- Country: Sierra Leone
- Location: Baomahun, Bo District, Southern Province
- Coordinates: 07°47′19″N 11°40′03″W﻿ / ﻿7.78861°N 11.66750°W
- Status: Proposed
- Construction began: H2 2024 Expected
- Commission date: December 2025 Expected
- Owner: CrossBoundary Energy
- Operator: CrossBoundary Energy

Solar farm
- Type: Flat-panel PV

Power generation
- Nameplate capacity: 58 megawatts (78,000 hp)

= Baomahun Hybrid Power Station =

Hybrid power station in Sierra Leone

Baomahun Hybrid Power Station, is a hybrid power plant under development in Sierra Leone. The power station comprises: (a) a 23.8 MW solar power plant (b) a 13 MW/13.8 MWh battery storage power station (BESS) and (c) a 21 MW thermal power plant. The power station is owned and under development by CrossBoundary Energy, an independent power producer (IPP) based in Kenya. The off-taker in FG Gold Limited a mining company, domiciled in Sierra Leone and based in Freetown, the country's capital city. The power is intended for use in FG Gold's new Baomahun Gold Mine, in Baomahun. Sierra Leone.

==Location==
The power station would be located on the premises of Baomahun Gold Mine, located on 124.27 km2 of real estate, just north of the town of Baomahun, Sierra Leone.
Baomahun is located in Bo District in the country's Southern Province, approximately 285 km east of Freetown, the capital and largest city in that country.

==Overview==
FG Gold Limited is constructing a gold mine near Baomahun, Sierra Leone. The mine is expected to yield 147,000 ounces per year, peaking at 234,000 ounces, over a 12.5-year mine life. The mine is expected to produce 5.81 million ounces over its lifespan. It is projected to be the country's largest gold mine.

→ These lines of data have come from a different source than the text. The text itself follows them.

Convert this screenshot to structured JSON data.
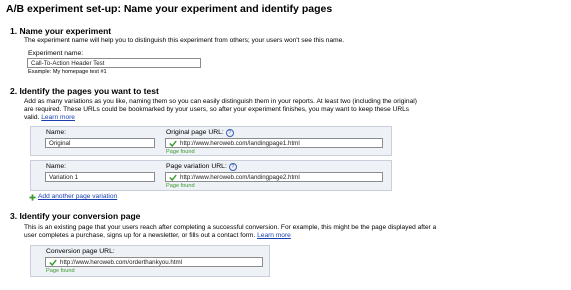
{
  "page_title": "A/B experiment set-up: Name your experiment and identify pages",
  "step1": {
    "heading": "1.  Name your experiment",
    "description": "The experiment name will help you to distinguish this experiment from others; your users won't see this name.",
    "name_label": "Experiment name:",
    "name_value": "Call-To-Action Header Test",
    "example": "Example: My homepage test #1"
  },
  "step2": {
    "heading": "2.  Identify the pages you want to test",
    "description_line1": "Add as many variations as you like, naming them so you can easily distinguish them in your reports. At least two (including the original)",
    "description_line2": "are required. These URLs could be bookmarked by your users, so after your experiment finishes, you may want to keep these URLs",
    "description_line3": "valid.",
    "learn_more": "Learn more",
    "original": {
      "name_label": "Name:",
      "name_value": "Original",
      "url_label": "Original page URL:",
      "help_icon": "?",
      "url_value": "http://www.heroweb.com/landingpage1.html",
      "status": "Page found"
    },
    "variation": {
      "name_label": "Name:",
      "name_value": "Variation 1",
      "url_label": "Page variation URL:",
      "help_icon": "?",
      "url_value": "http://www.heroweb.com/landingpage2.html",
      "status": "Page found"
    },
    "add_variation": "Add another page variation"
  },
  "step3": {
    "heading": "3.  Identify your conversion page",
    "description_line1": "This is an existing page that your users reach after completing a successful conversion. For example, this might be the page displayed after a",
    "description_line2": "user completes a purchase, signs up for a newsletter, or fills out a contact form.",
    "learn_more": "Learn more",
    "url_label": "Conversion page URL:",
    "url_value": "http://www.heroweb.com/orderthankyou.html",
    "status": "Page found"
  },
  "colors": {
    "link": "#1a3fb3",
    "found": "#3a9a2e",
    "box_bg": "#eef1f6",
    "check": "#3a9a2e"
  }
}
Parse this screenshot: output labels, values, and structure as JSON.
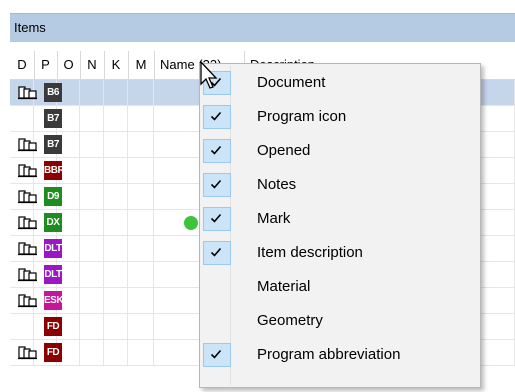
{
  "panel": {
    "title": "Items"
  },
  "columns": [
    {
      "key": "D",
      "label": "D"
    },
    {
      "key": "P",
      "label": "P"
    },
    {
      "key": "O",
      "label": "O"
    },
    {
      "key": "N",
      "label": "N"
    },
    {
      "key": "K",
      "label": "K"
    },
    {
      "key": "M",
      "label": "M"
    },
    {
      "key": "name",
      "label": "Name (23)"
    },
    {
      "key": "description",
      "label": "Description"
    }
  ],
  "rows": [
    {
      "doc": true,
      "program": "B6",
      "program_color": "#3a3a3a",
      "mark": false,
      "selected": true
    },
    {
      "doc": false,
      "program": "B7",
      "program_color": "#3a3a3a",
      "mark": false
    },
    {
      "doc": true,
      "program": "B7",
      "program_color": "#3a3a3a",
      "mark": false
    },
    {
      "doc": true,
      "program": "BBR",
      "program_color": "#8b0000",
      "mark": false
    },
    {
      "doc": true,
      "program": "D9",
      "program_color": "#1f8c1f",
      "mark": false
    },
    {
      "doc": true,
      "program": "DX",
      "program_color": "#1f8c1f",
      "mark": true
    },
    {
      "doc": true,
      "program": "DLT",
      "program_color": "#9b16c7",
      "mark": false
    },
    {
      "doc": true,
      "program": "DLT",
      "program_color": "#9b16c7",
      "mark": false
    },
    {
      "doc": true,
      "program": "ESK",
      "program_color": "#c5169a",
      "mark": false
    },
    {
      "doc": false,
      "program": "FD",
      "program_color": "#8b0000",
      "mark": false
    },
    {
      "doc": true,
      "program": "FD",
      "program_color": "#8b0000",
      "mark": false
    }
  ],
  "context_menu": {
    "items": [
      {
        "label": "Document",
        "checked": true
      },
      {
        "label": "Program icon",
        "checked": true
      },
      {
        "label": "Opened",
        "checked": true
      },
      {
        "label": "Notes",
        "checked": true
      },
      {
        "label": "Mark",
        "checked": true
      },
      {
        "label": "Item description",
        "checked": true
      },
      {
        "label": "Material",
        "checked": false
      },
      {
        "label": "Geometry",
        "checked": false
      },
      {
        "label": "Program abbreviation",
        "checked": true
      }
    ]
  },
  "colors": {
    "header_bar": "#b5cbe3",
    "selected_row": "#c5d5ea",
    "mark_green": "#3cc43c",
    "check_bg": "#cce4f7"
  }
}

To power the mine's operations, FG Gold Limited signed a 20-year power purchase agreement with CrossBoundary Energy to build this hybrid power plant under the build–own–operate–transfer (BOOT) arrangement.

==Construction timeline and costs==
The gold mine and the hybrid power station are expected to commence construction in 2024 and reach commercial commissioning in 2025. All the construction costs for the power station are to be incurred by CrossBoundary Energy.